Table 6 shows the results for Seller 2 when performing the steam sale. By
Table 6 one can see the gains achieved with the proposal for the first day (day n), values not considering the sale of steam; and the values won with the bid for the second day when the bid is reduced by a value of 2.85 c€, compared to the previous days, guaranteed by the sale steam. The bid for the second day (
n + 1) is far more profitable for Seller 2 because it allowed the sale of more 5964 MW of energy than in day n. The total gain obtained by acting in the steam market is valued at € 351,705.14 while considering the offer
n, the total gain would be only € 195,161.02.
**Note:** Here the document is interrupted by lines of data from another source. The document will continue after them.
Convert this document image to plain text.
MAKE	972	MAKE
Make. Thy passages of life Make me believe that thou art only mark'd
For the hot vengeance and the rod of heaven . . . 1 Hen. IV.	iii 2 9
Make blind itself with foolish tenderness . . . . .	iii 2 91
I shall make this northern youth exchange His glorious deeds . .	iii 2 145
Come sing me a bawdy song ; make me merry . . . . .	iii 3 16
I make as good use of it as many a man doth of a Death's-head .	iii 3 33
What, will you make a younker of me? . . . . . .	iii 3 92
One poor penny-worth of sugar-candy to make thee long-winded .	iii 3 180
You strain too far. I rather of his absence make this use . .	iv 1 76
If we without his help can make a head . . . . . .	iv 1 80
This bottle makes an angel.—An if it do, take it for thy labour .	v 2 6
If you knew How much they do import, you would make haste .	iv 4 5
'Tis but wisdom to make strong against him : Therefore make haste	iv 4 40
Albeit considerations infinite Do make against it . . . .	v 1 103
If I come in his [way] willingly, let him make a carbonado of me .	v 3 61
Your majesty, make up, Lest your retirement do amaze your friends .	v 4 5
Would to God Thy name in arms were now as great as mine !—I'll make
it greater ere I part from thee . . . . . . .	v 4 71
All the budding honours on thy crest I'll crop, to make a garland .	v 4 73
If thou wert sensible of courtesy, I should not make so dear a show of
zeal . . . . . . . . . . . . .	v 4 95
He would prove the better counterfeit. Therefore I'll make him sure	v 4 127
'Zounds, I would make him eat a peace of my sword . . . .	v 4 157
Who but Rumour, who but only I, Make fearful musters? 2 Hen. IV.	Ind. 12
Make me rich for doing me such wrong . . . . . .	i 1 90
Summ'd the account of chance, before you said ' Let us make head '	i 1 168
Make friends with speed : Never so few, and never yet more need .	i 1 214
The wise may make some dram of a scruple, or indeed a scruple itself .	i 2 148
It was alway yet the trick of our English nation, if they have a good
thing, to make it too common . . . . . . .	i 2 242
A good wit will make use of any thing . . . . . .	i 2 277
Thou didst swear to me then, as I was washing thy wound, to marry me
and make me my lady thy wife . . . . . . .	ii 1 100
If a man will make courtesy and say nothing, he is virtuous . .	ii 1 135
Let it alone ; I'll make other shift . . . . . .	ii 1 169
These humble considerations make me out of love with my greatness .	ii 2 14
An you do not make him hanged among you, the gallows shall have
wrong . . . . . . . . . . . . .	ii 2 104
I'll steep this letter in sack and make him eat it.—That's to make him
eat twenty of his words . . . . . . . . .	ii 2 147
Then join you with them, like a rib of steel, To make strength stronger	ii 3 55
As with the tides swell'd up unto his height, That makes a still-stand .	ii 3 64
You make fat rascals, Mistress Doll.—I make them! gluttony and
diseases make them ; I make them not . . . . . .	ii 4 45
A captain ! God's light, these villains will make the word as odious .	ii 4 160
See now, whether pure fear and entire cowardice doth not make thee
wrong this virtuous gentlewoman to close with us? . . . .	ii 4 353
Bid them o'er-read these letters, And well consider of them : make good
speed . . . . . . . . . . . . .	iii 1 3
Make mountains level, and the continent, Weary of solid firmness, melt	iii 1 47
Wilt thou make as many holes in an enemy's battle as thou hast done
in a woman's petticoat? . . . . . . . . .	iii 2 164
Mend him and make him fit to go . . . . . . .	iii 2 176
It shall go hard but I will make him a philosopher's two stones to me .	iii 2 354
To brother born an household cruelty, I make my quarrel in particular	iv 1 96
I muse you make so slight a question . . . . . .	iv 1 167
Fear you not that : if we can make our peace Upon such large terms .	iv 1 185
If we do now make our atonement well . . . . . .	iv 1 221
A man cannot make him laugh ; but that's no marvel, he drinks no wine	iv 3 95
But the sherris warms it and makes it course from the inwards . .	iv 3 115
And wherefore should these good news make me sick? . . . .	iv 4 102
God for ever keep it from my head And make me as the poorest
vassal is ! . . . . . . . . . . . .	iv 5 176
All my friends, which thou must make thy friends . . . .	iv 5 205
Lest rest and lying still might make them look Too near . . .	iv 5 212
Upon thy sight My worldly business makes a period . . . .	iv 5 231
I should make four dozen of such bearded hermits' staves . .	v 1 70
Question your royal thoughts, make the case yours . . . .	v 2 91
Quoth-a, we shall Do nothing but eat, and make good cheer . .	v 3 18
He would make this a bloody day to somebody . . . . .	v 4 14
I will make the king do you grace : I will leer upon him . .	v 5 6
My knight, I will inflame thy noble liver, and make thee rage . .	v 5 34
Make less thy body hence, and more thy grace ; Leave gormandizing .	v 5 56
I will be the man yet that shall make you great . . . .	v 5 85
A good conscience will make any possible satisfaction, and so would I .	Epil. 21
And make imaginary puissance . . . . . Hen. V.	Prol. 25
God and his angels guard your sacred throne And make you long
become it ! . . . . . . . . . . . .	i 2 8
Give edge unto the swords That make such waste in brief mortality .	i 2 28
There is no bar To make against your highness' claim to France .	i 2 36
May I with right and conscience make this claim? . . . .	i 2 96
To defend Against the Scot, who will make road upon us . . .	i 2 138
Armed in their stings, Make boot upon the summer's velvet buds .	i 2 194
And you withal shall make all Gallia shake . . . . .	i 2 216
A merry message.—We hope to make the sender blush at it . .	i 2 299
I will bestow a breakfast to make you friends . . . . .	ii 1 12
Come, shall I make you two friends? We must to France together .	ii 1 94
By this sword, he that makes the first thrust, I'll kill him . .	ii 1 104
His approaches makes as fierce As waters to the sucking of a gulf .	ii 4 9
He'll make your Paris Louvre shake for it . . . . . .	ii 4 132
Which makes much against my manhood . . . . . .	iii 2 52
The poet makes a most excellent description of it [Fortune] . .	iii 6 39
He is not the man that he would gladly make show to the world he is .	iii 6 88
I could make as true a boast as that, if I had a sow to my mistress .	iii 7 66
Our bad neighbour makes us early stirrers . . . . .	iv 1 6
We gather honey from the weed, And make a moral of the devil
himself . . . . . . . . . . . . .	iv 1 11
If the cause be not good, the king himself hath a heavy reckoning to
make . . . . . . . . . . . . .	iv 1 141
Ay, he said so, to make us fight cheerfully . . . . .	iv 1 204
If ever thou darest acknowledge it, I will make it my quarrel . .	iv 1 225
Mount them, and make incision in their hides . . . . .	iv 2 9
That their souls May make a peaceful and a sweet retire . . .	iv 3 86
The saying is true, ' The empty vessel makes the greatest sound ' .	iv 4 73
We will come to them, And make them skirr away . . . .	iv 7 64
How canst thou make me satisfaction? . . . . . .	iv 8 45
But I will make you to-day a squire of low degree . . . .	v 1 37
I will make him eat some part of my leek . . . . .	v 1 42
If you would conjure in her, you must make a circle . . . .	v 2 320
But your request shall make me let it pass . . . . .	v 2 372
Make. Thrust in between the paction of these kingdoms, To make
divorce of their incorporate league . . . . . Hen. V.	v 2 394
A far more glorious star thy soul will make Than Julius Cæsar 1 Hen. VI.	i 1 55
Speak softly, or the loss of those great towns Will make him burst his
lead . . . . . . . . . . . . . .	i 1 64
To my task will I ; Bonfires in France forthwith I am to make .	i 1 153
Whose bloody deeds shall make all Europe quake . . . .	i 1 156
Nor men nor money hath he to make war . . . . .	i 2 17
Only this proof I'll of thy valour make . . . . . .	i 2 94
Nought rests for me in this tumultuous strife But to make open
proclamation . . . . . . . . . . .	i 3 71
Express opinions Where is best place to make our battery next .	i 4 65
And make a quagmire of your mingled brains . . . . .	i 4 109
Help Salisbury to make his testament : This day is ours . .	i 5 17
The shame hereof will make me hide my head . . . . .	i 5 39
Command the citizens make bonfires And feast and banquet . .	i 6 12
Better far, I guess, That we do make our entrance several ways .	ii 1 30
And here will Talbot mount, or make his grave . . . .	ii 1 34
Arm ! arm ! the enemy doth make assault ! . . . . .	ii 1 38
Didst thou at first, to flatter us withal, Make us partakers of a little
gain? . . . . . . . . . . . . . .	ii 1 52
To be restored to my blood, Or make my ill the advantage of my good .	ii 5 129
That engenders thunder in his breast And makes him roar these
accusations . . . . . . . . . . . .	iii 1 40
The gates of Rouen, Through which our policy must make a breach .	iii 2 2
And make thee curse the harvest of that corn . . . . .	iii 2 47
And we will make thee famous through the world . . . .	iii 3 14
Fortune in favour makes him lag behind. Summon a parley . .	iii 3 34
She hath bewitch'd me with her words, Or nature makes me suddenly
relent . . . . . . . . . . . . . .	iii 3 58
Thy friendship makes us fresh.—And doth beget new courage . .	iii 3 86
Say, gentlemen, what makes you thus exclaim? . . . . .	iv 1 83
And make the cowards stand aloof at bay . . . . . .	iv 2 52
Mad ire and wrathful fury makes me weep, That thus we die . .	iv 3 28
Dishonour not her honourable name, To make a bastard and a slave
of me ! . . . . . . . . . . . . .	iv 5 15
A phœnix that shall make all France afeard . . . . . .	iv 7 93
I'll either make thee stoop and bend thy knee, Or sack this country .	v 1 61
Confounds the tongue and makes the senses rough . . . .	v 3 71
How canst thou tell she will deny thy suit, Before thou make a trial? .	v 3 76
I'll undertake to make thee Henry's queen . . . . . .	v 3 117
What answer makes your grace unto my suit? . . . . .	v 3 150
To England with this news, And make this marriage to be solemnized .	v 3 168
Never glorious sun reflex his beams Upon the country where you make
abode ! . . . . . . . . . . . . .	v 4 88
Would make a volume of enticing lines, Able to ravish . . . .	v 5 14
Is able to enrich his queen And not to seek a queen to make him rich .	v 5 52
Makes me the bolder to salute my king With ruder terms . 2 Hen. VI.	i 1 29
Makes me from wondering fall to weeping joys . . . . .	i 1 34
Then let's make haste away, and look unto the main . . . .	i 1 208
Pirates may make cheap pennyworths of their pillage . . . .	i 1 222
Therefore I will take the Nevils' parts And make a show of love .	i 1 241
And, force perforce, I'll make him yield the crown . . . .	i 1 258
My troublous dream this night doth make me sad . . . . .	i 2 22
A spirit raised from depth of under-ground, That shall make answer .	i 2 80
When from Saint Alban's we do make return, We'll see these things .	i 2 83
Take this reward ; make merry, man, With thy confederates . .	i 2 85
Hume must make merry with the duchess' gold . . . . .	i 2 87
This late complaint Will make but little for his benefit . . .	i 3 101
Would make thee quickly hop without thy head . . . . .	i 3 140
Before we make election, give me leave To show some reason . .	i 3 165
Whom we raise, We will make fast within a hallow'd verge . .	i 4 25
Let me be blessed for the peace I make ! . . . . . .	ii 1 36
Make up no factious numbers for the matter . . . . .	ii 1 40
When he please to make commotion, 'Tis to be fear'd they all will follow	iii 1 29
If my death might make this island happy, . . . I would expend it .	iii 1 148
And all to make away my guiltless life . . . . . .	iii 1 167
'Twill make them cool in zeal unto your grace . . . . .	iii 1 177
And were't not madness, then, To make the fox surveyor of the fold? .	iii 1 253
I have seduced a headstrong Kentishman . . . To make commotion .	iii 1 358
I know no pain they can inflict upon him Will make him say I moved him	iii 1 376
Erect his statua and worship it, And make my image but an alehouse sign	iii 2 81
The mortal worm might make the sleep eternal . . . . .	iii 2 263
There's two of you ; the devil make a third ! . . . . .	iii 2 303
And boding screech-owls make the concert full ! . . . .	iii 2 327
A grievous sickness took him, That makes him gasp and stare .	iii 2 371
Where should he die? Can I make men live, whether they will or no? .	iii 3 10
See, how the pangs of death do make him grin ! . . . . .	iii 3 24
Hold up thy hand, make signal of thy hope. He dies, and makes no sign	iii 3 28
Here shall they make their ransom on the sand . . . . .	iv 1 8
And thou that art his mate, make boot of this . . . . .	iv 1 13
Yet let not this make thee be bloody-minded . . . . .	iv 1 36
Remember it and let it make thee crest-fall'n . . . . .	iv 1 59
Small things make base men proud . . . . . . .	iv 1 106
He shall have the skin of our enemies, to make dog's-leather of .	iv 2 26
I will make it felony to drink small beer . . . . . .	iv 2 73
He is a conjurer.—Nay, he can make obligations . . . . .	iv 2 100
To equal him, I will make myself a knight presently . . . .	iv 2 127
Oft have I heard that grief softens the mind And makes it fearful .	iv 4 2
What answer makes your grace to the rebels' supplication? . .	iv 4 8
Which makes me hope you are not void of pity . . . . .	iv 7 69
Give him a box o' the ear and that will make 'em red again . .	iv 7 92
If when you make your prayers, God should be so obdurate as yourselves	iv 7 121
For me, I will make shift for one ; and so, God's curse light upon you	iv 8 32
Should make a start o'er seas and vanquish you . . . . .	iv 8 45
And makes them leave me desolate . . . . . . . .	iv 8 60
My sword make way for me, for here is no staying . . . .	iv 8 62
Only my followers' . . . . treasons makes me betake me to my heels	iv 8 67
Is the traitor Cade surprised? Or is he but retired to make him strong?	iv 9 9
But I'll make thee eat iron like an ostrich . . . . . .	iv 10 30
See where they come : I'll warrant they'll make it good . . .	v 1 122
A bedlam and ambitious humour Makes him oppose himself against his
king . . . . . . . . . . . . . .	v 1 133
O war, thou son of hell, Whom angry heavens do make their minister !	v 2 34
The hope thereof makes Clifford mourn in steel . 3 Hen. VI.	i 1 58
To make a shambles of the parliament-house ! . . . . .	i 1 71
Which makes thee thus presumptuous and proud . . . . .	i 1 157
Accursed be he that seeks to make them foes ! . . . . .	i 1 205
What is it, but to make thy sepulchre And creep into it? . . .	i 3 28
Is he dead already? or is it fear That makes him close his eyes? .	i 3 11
Table 7 presents a sensitivity analysis on the influence of the steam market price and traded volume over the expected revenues of the player. This analysis considers as reference steam market price the 2.85 c€/kWh explained above (100%), and analyses the impact of the variation of this price up to 50% upwards and downwards. It also considers the influence of the traded volume, from 0% to 100% trading success.
From
Table 7 one can see that the additional gain is high regardless of the producer’s generated amount. Since the steam can be sold in a complementary way to the electrical energy, generators can find a significant source of additional revenue with the sale of the water steam. The steam price variation has an obvious influence on the additional revenue that can be achieved, but this income is relevant even when the price drops to one half; hence suggesting that the participation in the water steam market should not be neglected.